Tornò subito il salotto, un sentore di speranza dentro sé, seppur i ricordi fossero ancora confusi.
«Mello...» mormorò Mail, mettendo in pausa il suo gioco ed alzandosi dal divano, non appena lo notò. «Vieni qui, siediti.»
L'altro non ribatté, né si arrabbiò per aver utilizzato ancora una volta il suo finto nome. Quando erano solamente loro due, non aveva motivo di nascondersi.
«Sei proprio stupido, folle.» sorrise il rosso, afferrando la sua mano gelida, cercando di fregarla con la sua per scaldarlo. «Ti amo anche per questo.» ammise, infine, arrossendo leggermente.
L'altro sollevò lo sguardo, azzurro e verde fusi assieme, la stessa essenza.
«Mi hai lasciato.» sussurrò, l'intero corpo indolenzito, la testa che vorticava pericolosamente.
«Non l'ho mai fatto, ero solo... arrabbiato con te.» confessò, guardandolo con dolcezza. E così, questa era la sua paura? Si era ridotto così, per lui?
«Sei uno stronzo.»

«Buon compleanno, Mihael.» mormorò d'un tratto, alzandosi soltanto per aprire il frigo ed estrarre una torta interamente glassata al cioccolato fondente.
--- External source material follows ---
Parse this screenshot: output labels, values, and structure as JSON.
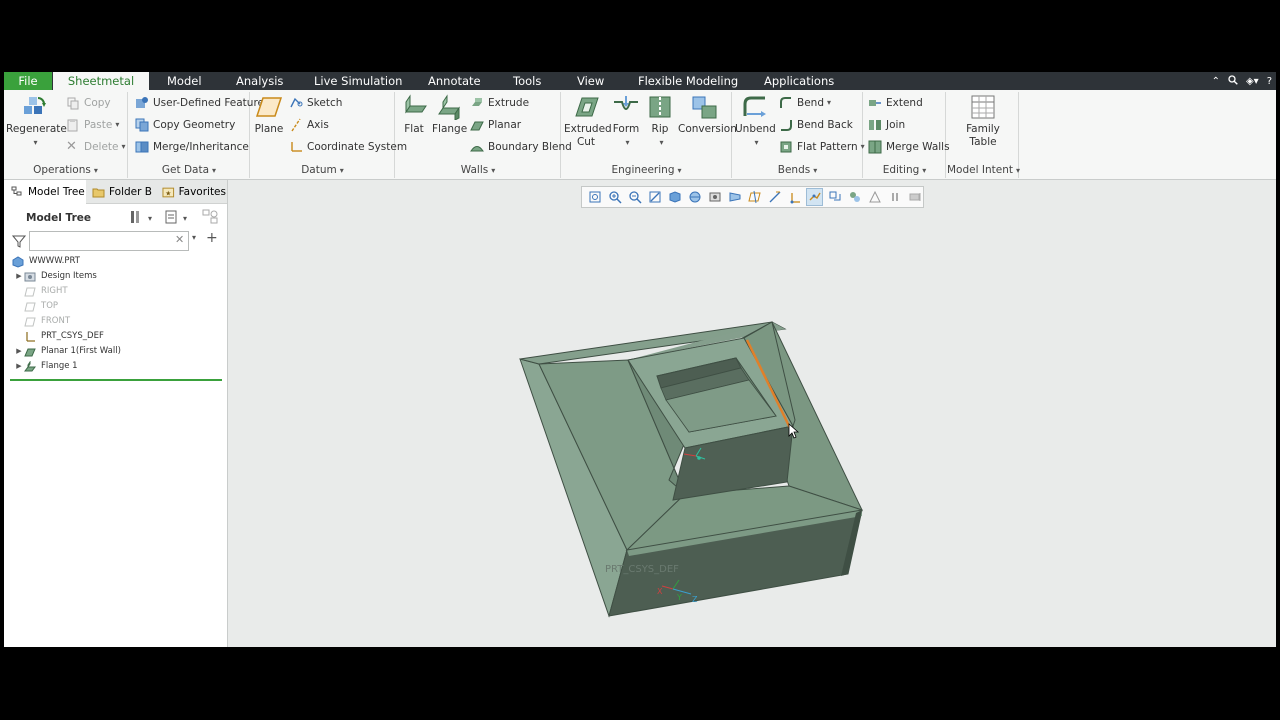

In basso a destra, inoltre, almeno una decina di barrette della qualità preferita del biondo.
«Abbiamo ancora qualche ora per festeggiare.» continuò, prima di prendere anche due piatti in plastica che aveva provveduto a comprare prima di tornare a casa.
Non si sarebbe mai dimenticato quel giorno così speciale. «Se... vuoi.»
Mihael lo guardò per un tempo indefinito, tanto da indurre Mail a credere di avere, per l'ennesima volta, sbagliato qualcosa.
Quando, però, si sporse fino a far combaciare le sue labbra su quelle dell'altro, si ricredette.
Gli era mancato tutto ciò, dannazione se gli era mancato.
La tempesta era finalmente finita.
«Voglio, con te.» rispose, tra un contatto e l'altro. «Dov'è il mio regalo?»
Scoppiarono entrambi in una risata limpida, priva di qualsiasi malumore.
Quello, sarebbe stato senza ombra di dubbio il compleanno più bello della sua vita, nonostante tutto.
Mail lo accettava così com'era, incluso il suo pessimo carattere, le sue tendenze folli e incomprensibili per tutti gli altri.
Andava bene così, tuttavia.
Non aveva bisogno di nessuno, né di Near, se aveva Matt con sé.
Quello era l'unico mondo che desideravano, l'unico per cui avrebbero combattuto, per cui sarebbero perfino morti.



N.d.A:
Ciao a tutti, sono leggermente in ritardo, sì, ma ci tenevo veramente tanto a pubblicare qualcosa per il compleanno di Mello, uno dei miei personaggi preferiti in assoluto.
Spero, con questo, di essere riuscita a trasmettere le stesse sensazioni che ho percepito io e di essere riuscita a mettere insieme qualcosa di decente ed apprezzabile. Come sempre, è una OS senza pretese.
Spero vi possa piacere. Alla prossima!